Foundation for Expert Testimony
LE responded to a request for a well-being check on a possible DV victim. LE knocked on the door of the house and on the RV parked outside without success. However, in the process, LE smelled raw marijuana coming from the house. Victim contacted LE to say she was safe at a shelter. LE then sought a search warrant for the house, citing as probable cause the fact that two LE officers smelled marijuana. Contraband was found inside, so a rollover warrant was issued on the RV, where additional evidence was found.

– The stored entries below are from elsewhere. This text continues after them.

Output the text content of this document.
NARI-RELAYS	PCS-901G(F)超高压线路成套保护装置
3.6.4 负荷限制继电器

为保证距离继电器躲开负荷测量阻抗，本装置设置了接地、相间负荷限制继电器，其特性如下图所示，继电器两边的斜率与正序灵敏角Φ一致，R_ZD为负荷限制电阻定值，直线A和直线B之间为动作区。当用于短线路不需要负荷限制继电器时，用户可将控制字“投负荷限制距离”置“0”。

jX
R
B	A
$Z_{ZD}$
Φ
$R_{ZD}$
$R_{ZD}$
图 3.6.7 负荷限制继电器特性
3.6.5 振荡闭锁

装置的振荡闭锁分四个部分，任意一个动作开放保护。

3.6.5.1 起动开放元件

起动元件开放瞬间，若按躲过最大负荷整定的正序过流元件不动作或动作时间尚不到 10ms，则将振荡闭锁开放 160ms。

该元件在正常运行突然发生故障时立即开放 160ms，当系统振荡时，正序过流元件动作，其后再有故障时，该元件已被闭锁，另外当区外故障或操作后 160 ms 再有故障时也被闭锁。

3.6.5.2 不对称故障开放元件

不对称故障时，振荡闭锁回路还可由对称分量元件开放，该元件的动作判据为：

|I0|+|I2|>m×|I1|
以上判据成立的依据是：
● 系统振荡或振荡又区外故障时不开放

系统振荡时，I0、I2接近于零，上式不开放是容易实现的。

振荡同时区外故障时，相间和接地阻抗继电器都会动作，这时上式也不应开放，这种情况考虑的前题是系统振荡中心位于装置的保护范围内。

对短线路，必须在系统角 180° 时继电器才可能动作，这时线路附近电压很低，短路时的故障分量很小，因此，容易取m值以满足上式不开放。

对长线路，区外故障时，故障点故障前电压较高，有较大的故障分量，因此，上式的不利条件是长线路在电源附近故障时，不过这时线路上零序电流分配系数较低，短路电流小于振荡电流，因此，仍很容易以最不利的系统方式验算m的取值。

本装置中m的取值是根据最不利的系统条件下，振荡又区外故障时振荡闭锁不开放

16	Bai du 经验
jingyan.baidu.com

Subject filed a motion to suppress claiming that although two officers swore they smelled raw marijuana coming from the house, the affidavit for the search warrant for the house did not indicate how the officers knew the smell was marijuana (there was no information of specific training or experience that would let the magistrate know that the officers had the requisite experience to recognized the smell of marijuana, just a blanket statement of “based on training and experience). In Johnson v. United States (1948) 333 U.S. 10, the U.S. Supreme court held that two factors must be met for a court to conclude the presence of odors; 1) the issuing magistrate finds the affiant qualified to know the odor and 2) the odor is one sufficiently distinctive to identify a forbidden substance. Here the first factor was missing. There was no information in the affidavit that the officers who claimed to smell marijuana had any specific training and/or experience to determine that the smell was actually marijuana. Here, since the only thing supporting probable cause in the warrant was the smell of marijuana, the affidavit must include some information regarding the detecting officers’ relevant qualifications, experience, or training in identifying and distinguishing the odor. Since this warrant lacked that information, the search warrant should not have been issued.